Kokoro WebGPU: Real-time text-to-speech 100% locally in the browser
21 comments
·February 7, 2025xenova
amelius
Now that's what I call "server-less" computing!
deivid
Amazing! I'm interested in models running locally and Kokoro seems amazing. Are you aware of similar models but for Speech to text?
xenova
We have released a bunch of speech recognition demos (using whisper, moonshine, and others). For example:
- https://huggingface.co/spaces/Xenova/whisper-web
- https://huggingface.co/spaces/Xenova/whisper-webgpu
- https://huggingface.co/spaces/Xenova/realtime-whisper-webgpu
- https://huggingface.co/spaces/webml-community/moonshine-web
Ono-Sendai
whisper
reach-vb
Brilliant job! Love how fast it is, I'm sure if the rapid pace of speech ML continues we'll have Speech to Speech models directly running in our browser!
waynenilsen
Incredible work! I have listened to several tts and to have this be free and in complete control of the customer is absolutely incredible. This will unlock new use cases
I made https://app.readaloudto.me/ as a hobby thing and now it could be enhanced with a local tts option!
djeastm
Fyi I tried this on my Galaxy S21 with both Brave and Chrome browsers and just got screeching noises in the audio
mewse-hn
the mere idea of voice software's error mode being uncontrollable screeching is the most hilarious thing to me
bentt
Sounded perfect for me. Brave/Win11/3090
Asmod4n
Sounds horribly in chrome with an amd gpu, why is that?
SubiculumCode
Kokoro gives pretty good voices and is quite light...making it useful despite its lack of voice cloning capability. However, I haven't figured out how to run it in the context of a tts server without homebrewing the server...which maybe is easy? IDK.
fallinditch
Brave browser and Samsung Galaxy S22 ultra - gives horrible screeching noises
magicalhippo
Firefox on Samsung S21, worked fine albeit slow, around 20-25s for the demo text.
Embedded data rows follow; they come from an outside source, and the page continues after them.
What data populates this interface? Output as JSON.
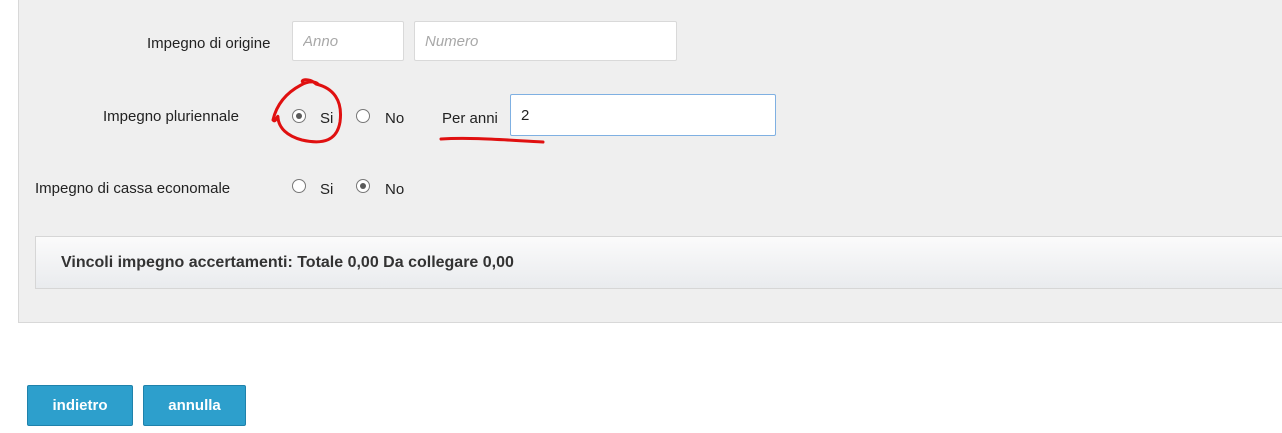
{
  "form": {
    "impegno_origine": {
      "label": "Impegno di origine",
      "anno_placeholder": "Anno",
      "numero_placeholder": "Numero"
    },
    "impegno_pluriennale": {
      "label": "Impegno pluriennale",
      "option_si": "Si",
      "option_no": "No",
      "selected": "Si",
      "per_anni_label": "Per anni",
      "per_anni_value": "2"
    },
    "impegno_cassa": {
      "label": "Impegno di cassa economale",
      "option_si": "Si",
      "option_no": "No",
      "selected": "No"
    }
  },
  "vincoli": {
    "title": "Vincoli impegno accertamenti: Totale 0,00 Da collegare 0,00"
  },
  "buttons": {
    "back_label": "indietro",
    "cancel_label": "annulla"
  },
  "colors": {
    "button": "#2d9fcc",
    "annotation": "#e01010"
  }
}
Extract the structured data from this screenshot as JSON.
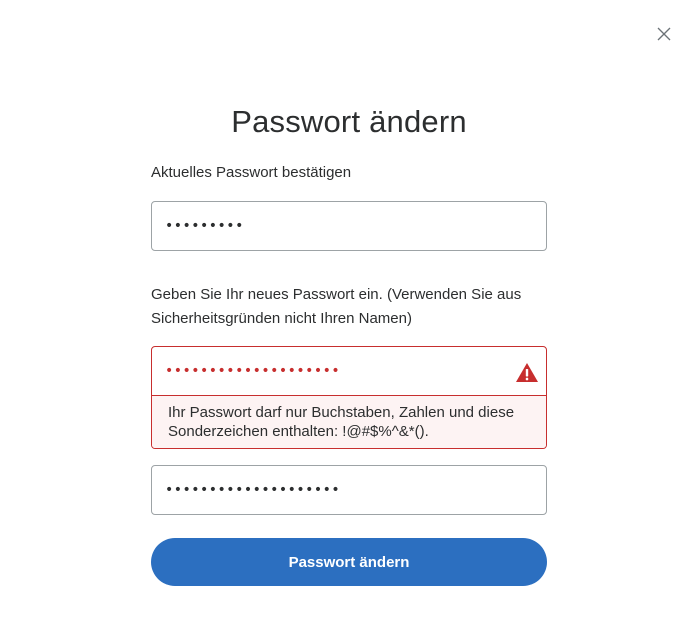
{
  "dialog": {
    "title": "Passwort ändern",
    "close_icon": "close-icon"
  },
  "current_password": {
    "label": "Aktuelles Passwort bestätigen",
    "value": "•••••••••"
  },
  "new_password": {
    "label": "Geben Sie Ihr neues Passwort ein. (Verwenden Sie aus Sicherheitsgründen nicht Ihren Namen)",
    "value": "••••••••••••••••••••",
    "warning_icon": "warning-icon",
    "error_message": "Ihr Passwort darf nur Buchstaben, Zahlen und diese Sonderzeichen enthalten: !@#$%^&*()."
  },
  "confirm_password": {
    "value": "••••••••••••••••••••"
  },
  "submit": {
    "label": "Passwort ändern"
  },
  "colors": {
    "error": "#c72e2e",
    "error_background": "#fdf3f3",
    "primary_button": "#2c6fc0",
    "border": "#9da3a6"
  }
}
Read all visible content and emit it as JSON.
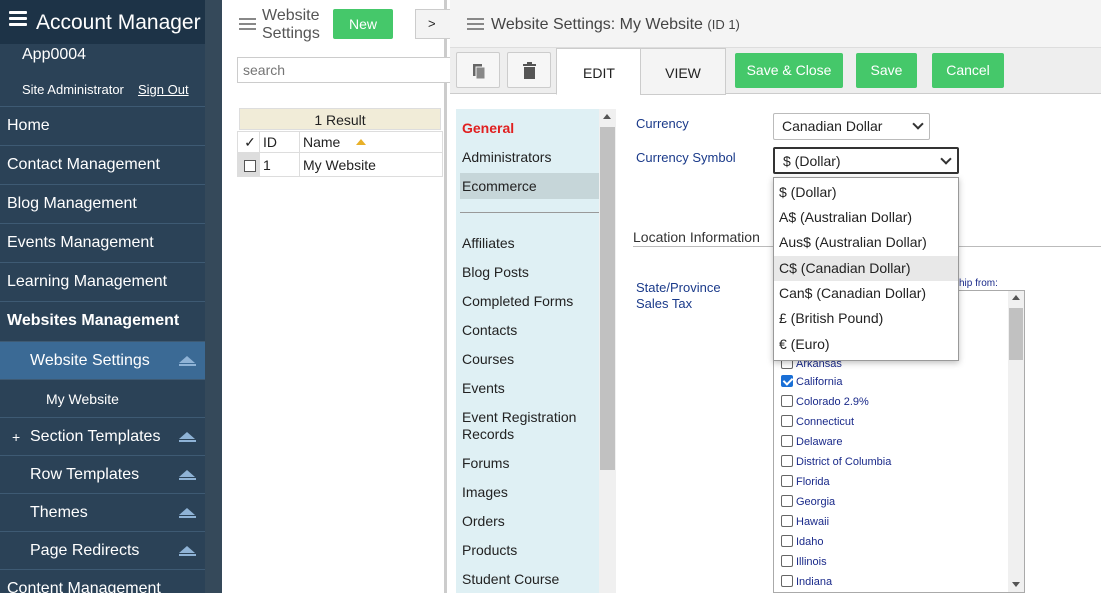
{
  "nav": {
    "app_title": "Account Manager",
    "app_id": "App0004",
    "role": "Site Administrator",
    "sign_out": "Sign Out",
    "items": [
      {
        "label": "Home"
      },
      {
        "label": "Contact Management"
      },
      {
        "label": "Blog Management"
      },
      {
        "label": "Events Management"
      },
      {
        "label": "Learning Management"
      },
      {
        "label": "Websites Management"
      },
      {
        "label": "Website Settings"
      },
      {
        "label": "My Website"
      },
      {
        "label": "Section Templates",
        "prefix": "+"
      },
      {
        "label": "Row Templates"
      },
      {
        "label": "Themes"
      },
      {
        "label": "Page Redirects"
      },
      {
        "label": "Content Management"
      }
    ]
  },
  "list": {
    "title": "Website Settings",
    "new_label": "New",
    "expand_label": ">",
    "search_placeholder": "search",
    "result_count": "1 Result",
    "columns": {
      "check": "✓",
      "id": "ID",
      "name": "Name"
    },
    "rows": [
      {
        "id": "1",
        "name": "My Website"
      }
    ]
  },
  "main": {
    "title": "Website Settings: My Website",
    "title_id": "(ID 1)",
    "tabs": {
      "edit": "EDIT",
      "view": "VIEW"
    },
    "buttons": {
      "save_close": "Save & Close",
      "save": "Save",
      "cancel": "Cancel"
    },
    "sidepanel": {
      "items": [
        "General",
        "Administrators",
        "Ecommerce",
        "Affiliates",
        "Blog Posts",
        "Completed Forms",
        "Contacts",
        "Courses",
        "Events",
        "Event Registration Records",
        "Forums",
        "Images",
        "Orders",
        "Products",
        "Student Course"
      ]
    },
    "form": {
      "currency_label": "Currency",
      "currency_value": "Canadian Dollar",
      "symbol_label": "Currency Symbol",
      "symbol_value": "$ (Dollar)",
      "location_section": "Location Information",
      "sales_tax_label": "State/Province Sales Tax",
      "ship_from_fragment": "ship from:"
    },
    "symbol_options": [
      "$ (Dollar)",
      "A$ (Australian Dollar)",
      "Aus$ (Australian Dollar)",
      "C$ (Canadian Dollar)",
      "Can$ (Canadian Dollar)",
      "£ (British Pound)",
      "€ (Euro)"
    ],
    "highlighted_option": "C$ (Canadian Dollar)",
    "states": [
      {
        "name": "Arkansas",
        "checked": false
      },
      {
        "name": "California",
        "checked": true
      },
      {
        "name": "Colorado 2.9%",
        "checked": false
      },
      {
        "name": "Connecticut",
        "checked": false
      },
      {
        "name": "Delaware",
        "checked": false
      },
      {
        "name": "District of Columbia",
        "checked": false
      },
      {
        "name": "Florida",
        "checked": false
      },
      {
        "name": "Georgia",
        "checked": false
      },
      {
        "name": "Hawaii",
        "checked": false
      },
      {
        "name": "Idaho",
        "checked": false
      },
      {
        "name": "Illinois",
        "checked": false
      },
      {
        "name": "Indiana",
        "checked": false
      }
    ]
  },
  "colors": {
    "nav_bg": "#2b4257",
    "accent_green": "#45c86a",
    "active_blue": "#3b6a95",
    "label_blue": "#1a3a8a"
  }
}
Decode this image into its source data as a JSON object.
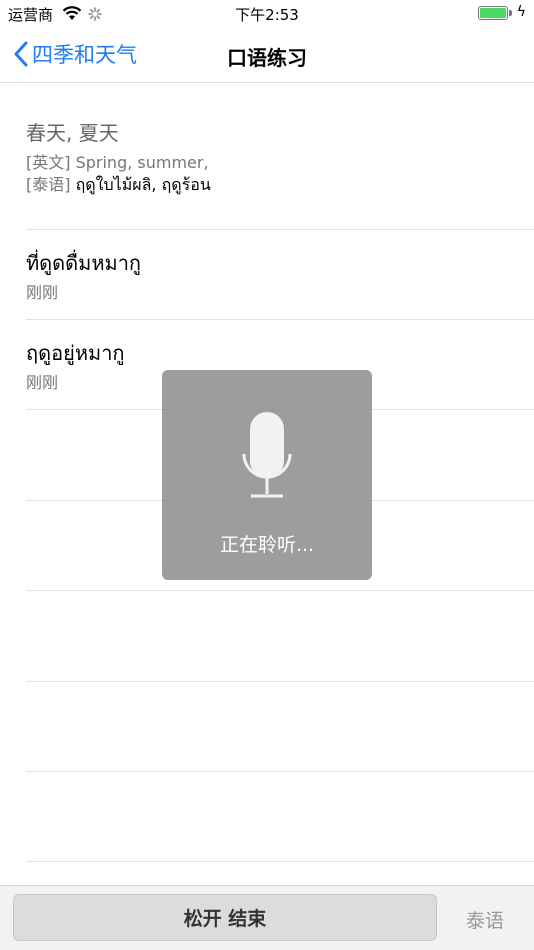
{
  "status_bar": {
    "carrier": "运营商",
    "time": "下午2:53",
    "wifi_icon": "wifi-icon",
    "battery_icon": "battery-icon",
    "charge_symbol": "ϟ"
  },
  "nav": {
    "back_label": "四季和天气",
    "title": "口语练习",
    "accent_color": "#1f7cf2"
  },
  "list": {
    "items": [
      {
        "primary": "春天, 夏天",
        "english_prefix": "[英文]",
        "english": "Spring, summer,",
        "thai_prefix": "[泰语]",
        "thai": "ฤดูใบไม้ผลิ, ฤดูร้อน"
      },
      {
        "primary": "ที่ดูดดื่มหมากู",
        "secondary": "刚刚"
      },
      {
        "primary": "ฤดูอยู่หมากู",
        "secondary": "刚刚"
      }
    ]
  },
  "hud": {
    "icon": "microphone-icon",
    "text": "正在聆听..."
  },
  "bottom_bar": {
    "talk_button": "松开 结束",
    "language_button": "泰语"
  }
}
Quality sounded good compared to a lot of other small TTS models I've tried.
Guillaume86
Same with chrome on Zenfone 8
shaneofalltrad
same in MacOS intel Chrome browser.
rado
Crashes the iPad Safari tab
zamadatix
Mobile Safari (includes iPad) does not like to dish out large amounts of memory.
dindresto
Same on macOS Safari (Sequoia, Safari 18.3, M3 Pro, 18gb RAM)
oliwary
Worked on my Pixel 6a, albeit quite slowly (~30s for 4s audio). Still really impressed.
null
It took some time, but we finally got Kokoro TTS (v1.0) running in-browser w/ WebGPU acceleration! This enables real-time text-to-speech without the need for a server. Looking forward to your feedback!